Seriously, even for the military dictatorship, this is completely mad:
Police are investigating whether Davies himself is guilty of defaming the monarchy for comments made late last month at the Foreign Correspondents Club of Thailand, where the top American diplomat expressed “concern” about recent record sentences handed down by military tribunals for the crime, the club’s president confirmed Wednesday.
FCCT President Jonathan Head, a longtime BBC correspondent, said on Twitter this morning the club had been asked to cooperate with a police investigation into Davies after Sontiya Sawasdee, a member of a group calling itself Federation Monitoring the Thai State, filed a complaint Thursday.

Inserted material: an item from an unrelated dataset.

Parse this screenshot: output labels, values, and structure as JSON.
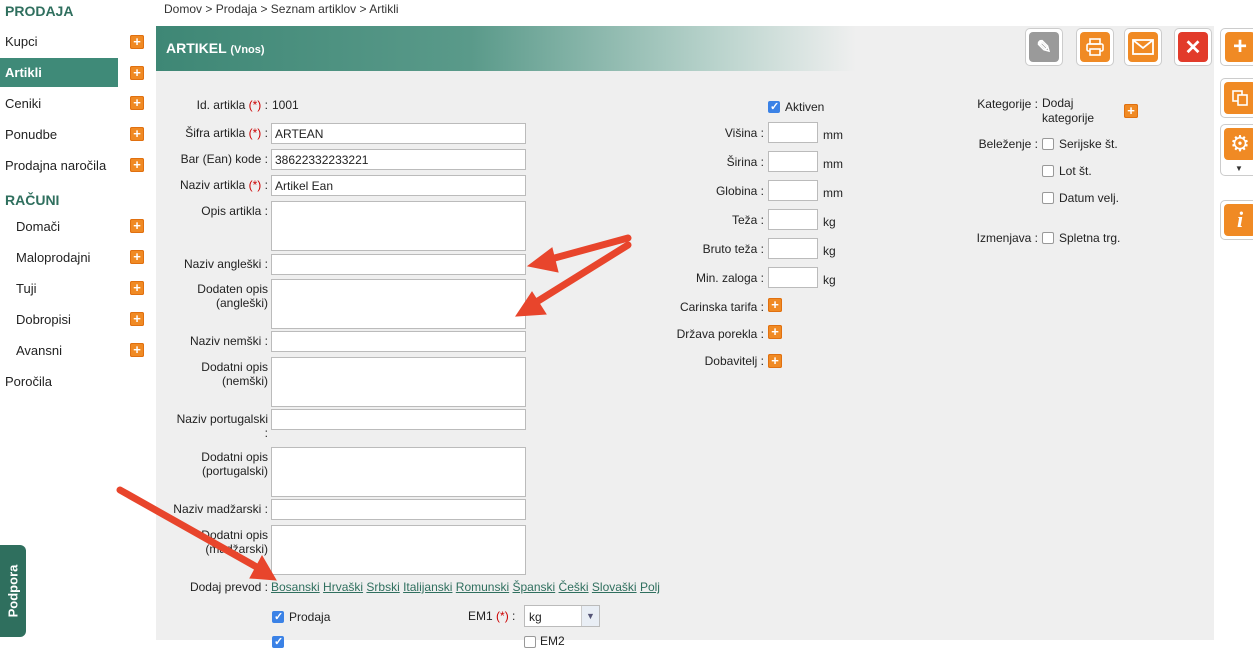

Is it that the junta has decided that Thailand is so “special” that no comment at all is possible about its monarchy? When an op-ed says that Thailand is “is a relatively mature social system capable of self-management and an example for less fortunate societies,” and then contends that “the simple fact that Thailand has failed to find effective solutions to its painful internal struggles for nearly a full decade indicates otherwise,” we must agree.
When the junta looks to charges a foreign diplomat with lese majeste, it is clear that the regime has lost its marbles.
Sure, the US has no great record in human rights globally, but taking mild comments by its ambassador to police investigation is simply mad and unbelievable.
Even as the only military dictatorship in the world, this move is suggestive of a rogue state or a failed state.